Luiz Alves
Discreto, falava baixinho e era um goleiraço. Atuou no famoso Juvenil do América, berçário de craques. Do Tostão, por exemplo. Mas falemos do Edson.
Era tão bom goleiro que Biju, técnico do time, buscava-o em seu carro para levá-lo aos treinos e jogos. Uma miopia feroz impediu-o de profissionalizar-se. Na época, nada se podia fazer além de pendurar grossas lentes na cara. E alguém aí já viu goleiro jogar com óculos? Então, abandonou o sonho. Mas viveu uma excelente história que só me contou muitos anos depois. Já avisei que era discreto.
Um dia o time foi convidado a participar de uma comemoração na Penitenciária de Neves. Iam enfrentar uma seleção de detentos. O América já goleava, e o Edson notou que, atrás de seu gol, havia uma fanática galera torcendo por ele. Isso o incentivava a fazer defesas as mais mirabolantes. Mas aos 44 minutos do segundo tempo o juiz arrumou um pênalti. O time local precisava fazer o seu golzinho de honra, poxa! Um dos detentos, um gorila condenado a 120 anos de xadrez e chefão dos presos, subiu no alambrado e berrou para o Edson:
- Menino, eu investi dinheiro grosso apostando que ninguém conseguiria marcar gol em você. Já contava com a grana no bolso quando, no finzinho do jogo, me surge esta merda de pênalti. Veja lá, garoto, não posso perder esse dinheiro! Olha a responsa que está em suas mãos!! Se vire aí, ou você não sai daqui vivo!!!
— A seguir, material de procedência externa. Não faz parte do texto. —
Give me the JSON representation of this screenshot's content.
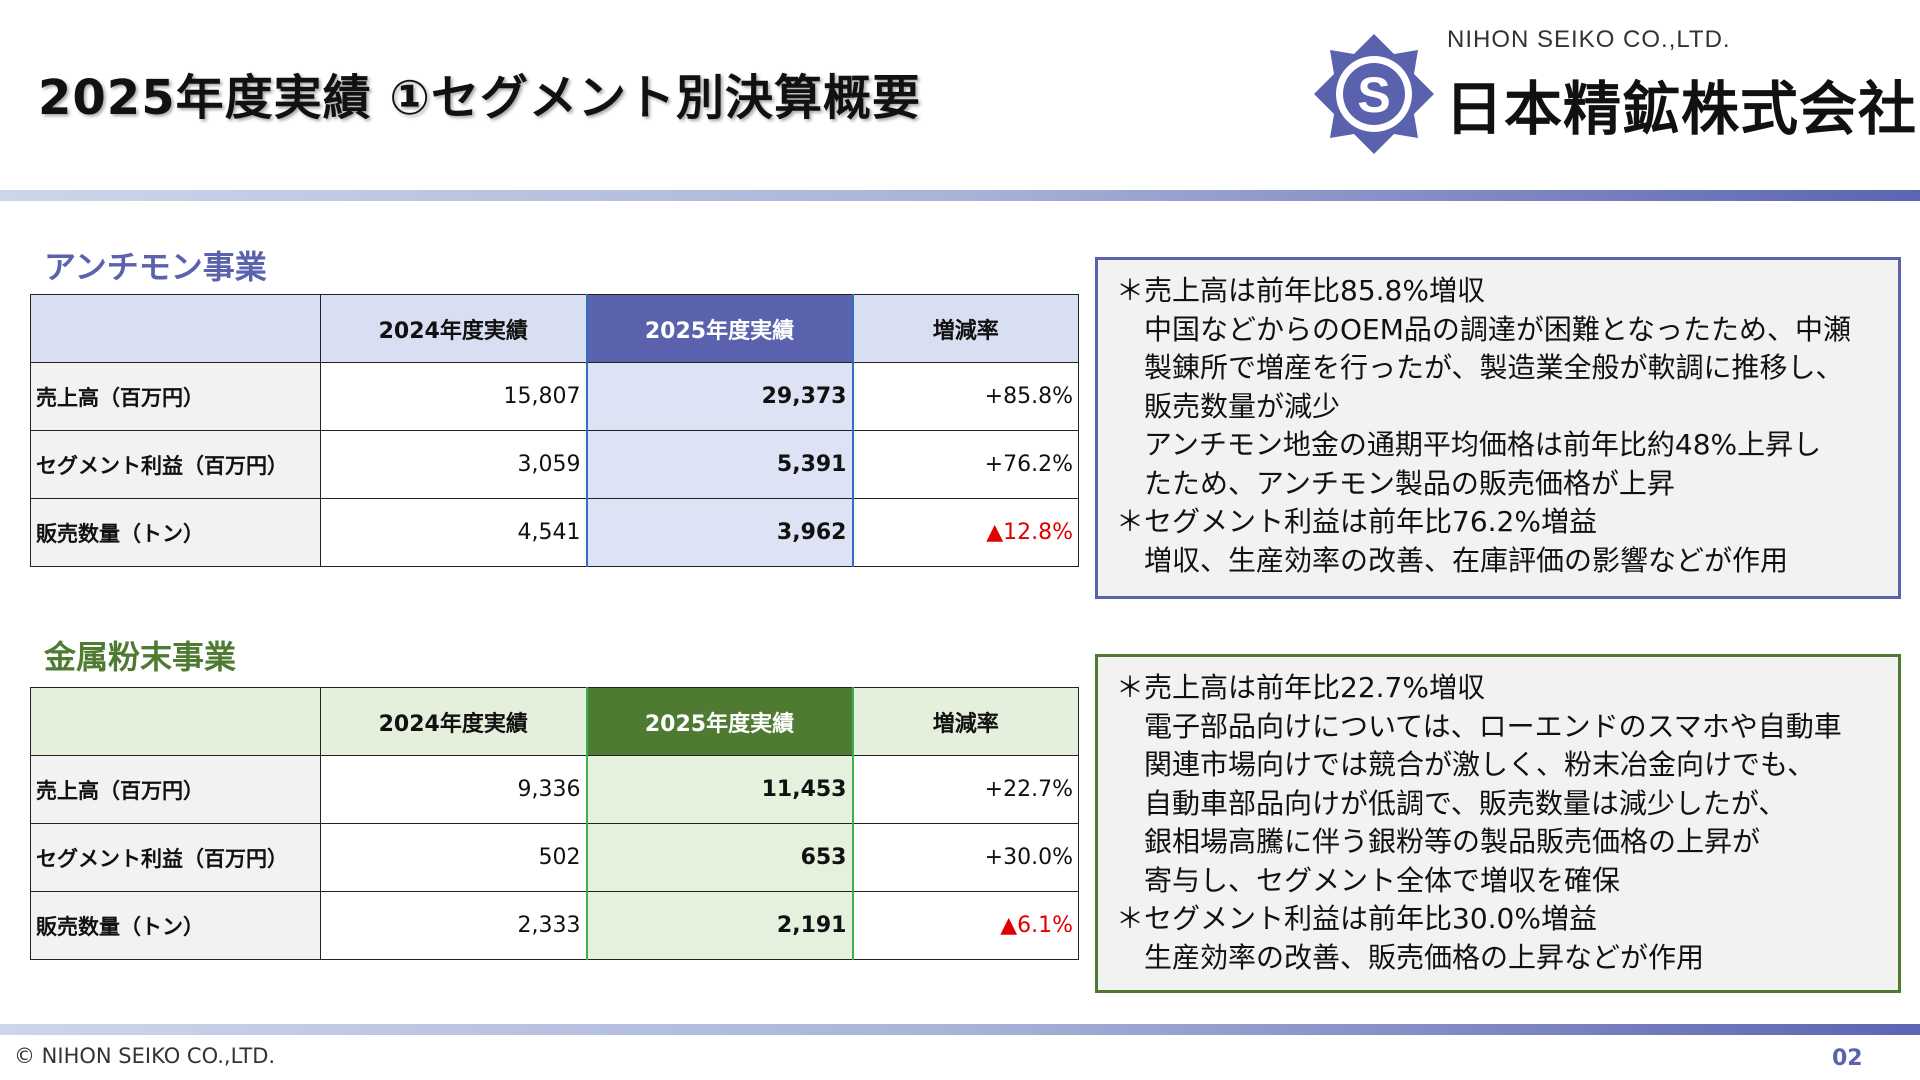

Edson tremeu. Ergueu os olhos aos céus e pediu, em nome de nossa mãezinha, a rezadeira D. Adélia, que as potestades celestiais o acudissem.
Bola na marca. O batedor de pênalti toma distância quilométrica, escolhe o canto onde enfiar a bola, corre soltando fogo pelas ventas e manda um tremendo petardo. Edson gritou valha-me Deus, fechou os olhos e saltou. Quando deu por si, a bola estava encaixada em seu peito. Coisa lá do Alto. O presidiário chefe da bandidagem invade o campo. Atrás dele, vem uma gritaria de também felizes ganhadores da aposta. Botaram o Edson nos ombros e o carregaram em triunfo, dando uma gloriosa volta olímpica pelo imenso pátio da penitenciária.
Na última Sexta-Feira da Paixão, também carregamos em triunfo o nosso irmão Edson. Atravessamos os portões desse maluco presídio, também conhecido como mundo, e o entregamos a Deus. Livre das miopias de nossa pobre e limitada existência, o Edson entrou no céu, nos ombros de anjos e santos.
E está lá com o Biju. Batendo um bolão, claro.